Non so come si senta una delle “mamma-dopo-parto” (o anche un “papà-dopo-parto”) che voleva un fagottino tutto per se, a sapere che probabilmente quel bimbo avrà oramai un paio di mesi quando lei potrà abbracciarlo e allora, addio pure al servizio fotografico newborn. Come si sente a sapere che quel bimbo non ha nemmeno le dolci carezze previste da contratto, pure se non sono quelle della “sua” mamma. Che i pianti che sente in quel video, che dovrebbe rassicurare sullo stato della merce, in realtà, non sono per lei o lui, ma per un’altra mamma, quella che lo ha portato in pancia per nove mesi. Chissà se ora, ascoltando quel pianto, in una stanza con tanti altri “ordini inevasi”, magari quell’acquirente sente che c’è qualcosa di profondamente sbagl…no…scusate..Non credo questo termine sia contemplato nel contratto, quindi, decisamente no.
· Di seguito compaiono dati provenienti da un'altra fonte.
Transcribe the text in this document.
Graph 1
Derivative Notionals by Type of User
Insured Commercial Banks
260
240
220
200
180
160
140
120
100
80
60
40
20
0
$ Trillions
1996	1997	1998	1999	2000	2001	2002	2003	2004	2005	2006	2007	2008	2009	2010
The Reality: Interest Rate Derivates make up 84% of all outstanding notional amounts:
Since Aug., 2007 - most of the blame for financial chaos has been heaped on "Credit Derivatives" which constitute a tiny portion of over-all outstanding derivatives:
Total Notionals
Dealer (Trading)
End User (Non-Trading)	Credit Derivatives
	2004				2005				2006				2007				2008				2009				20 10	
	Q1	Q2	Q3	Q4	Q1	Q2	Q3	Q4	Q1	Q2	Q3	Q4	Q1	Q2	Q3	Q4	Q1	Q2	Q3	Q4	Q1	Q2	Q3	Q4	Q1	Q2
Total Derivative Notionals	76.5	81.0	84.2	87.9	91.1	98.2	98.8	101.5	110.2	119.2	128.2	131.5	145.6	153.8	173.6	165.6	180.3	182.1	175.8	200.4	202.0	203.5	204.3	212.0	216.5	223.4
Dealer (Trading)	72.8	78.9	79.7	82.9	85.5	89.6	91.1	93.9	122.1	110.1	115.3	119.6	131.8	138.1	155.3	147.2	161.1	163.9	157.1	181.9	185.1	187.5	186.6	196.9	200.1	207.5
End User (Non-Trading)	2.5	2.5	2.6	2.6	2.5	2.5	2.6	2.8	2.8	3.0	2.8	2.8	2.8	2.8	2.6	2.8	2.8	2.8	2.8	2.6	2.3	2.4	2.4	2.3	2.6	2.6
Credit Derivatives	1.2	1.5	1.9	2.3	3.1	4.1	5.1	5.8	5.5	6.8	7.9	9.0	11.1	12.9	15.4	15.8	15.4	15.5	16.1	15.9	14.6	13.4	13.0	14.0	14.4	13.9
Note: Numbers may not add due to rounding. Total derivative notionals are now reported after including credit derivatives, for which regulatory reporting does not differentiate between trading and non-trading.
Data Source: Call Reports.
Chissà se qualcuno avrà il coraggio di raccontarglielo a questi angioletti che appena nati sono stati costretti alla super-tata. Senza il calore di una famiglia, quella a cui avrebbero diritto. Trattati invece come dei gattini da allevare prima della consegna.
Non so come tutto questo possa trovare un significato.
So una cosa però.

Questo dramma si poteva evitare.

Per una volta l’uomo poteva decidere di non inscenare un teatrino di mostruosità così indicibile ed incalcolabile, sulla pelle di un altro essere umano.
Per una volta, noi, esseri pensanti ed empatici, potevamo opporci al dolore, essere veramente portatori di amore, quello puro, che rende pienamente liberi.
Perché se penso all’amore di una mamma penso alla pienezza, al calore, al sacrificio sì, ma quello forte e incalcolabile di chi non può e non vorrà mai negare nessun bene alla sua creatura.
Invece quello che siamo stati in grado di concepire, di creare e di sbandierare come ultima frontiera di civiltà, è una cosa così:

un contratto commerciale che compra la pelle degli altri,

come quella degli schiavi migliaia di anni fa, però giustificandolo, ripetendo a noi stessi che noi siamo migliori, noi siamo la civiltà libera, perché in offerta con la pelle nuova ci abbiamo abbinato la coscienza pulita.
Non so come si possa risolvere un problema così, so solo che è un problema che non doveva esistere.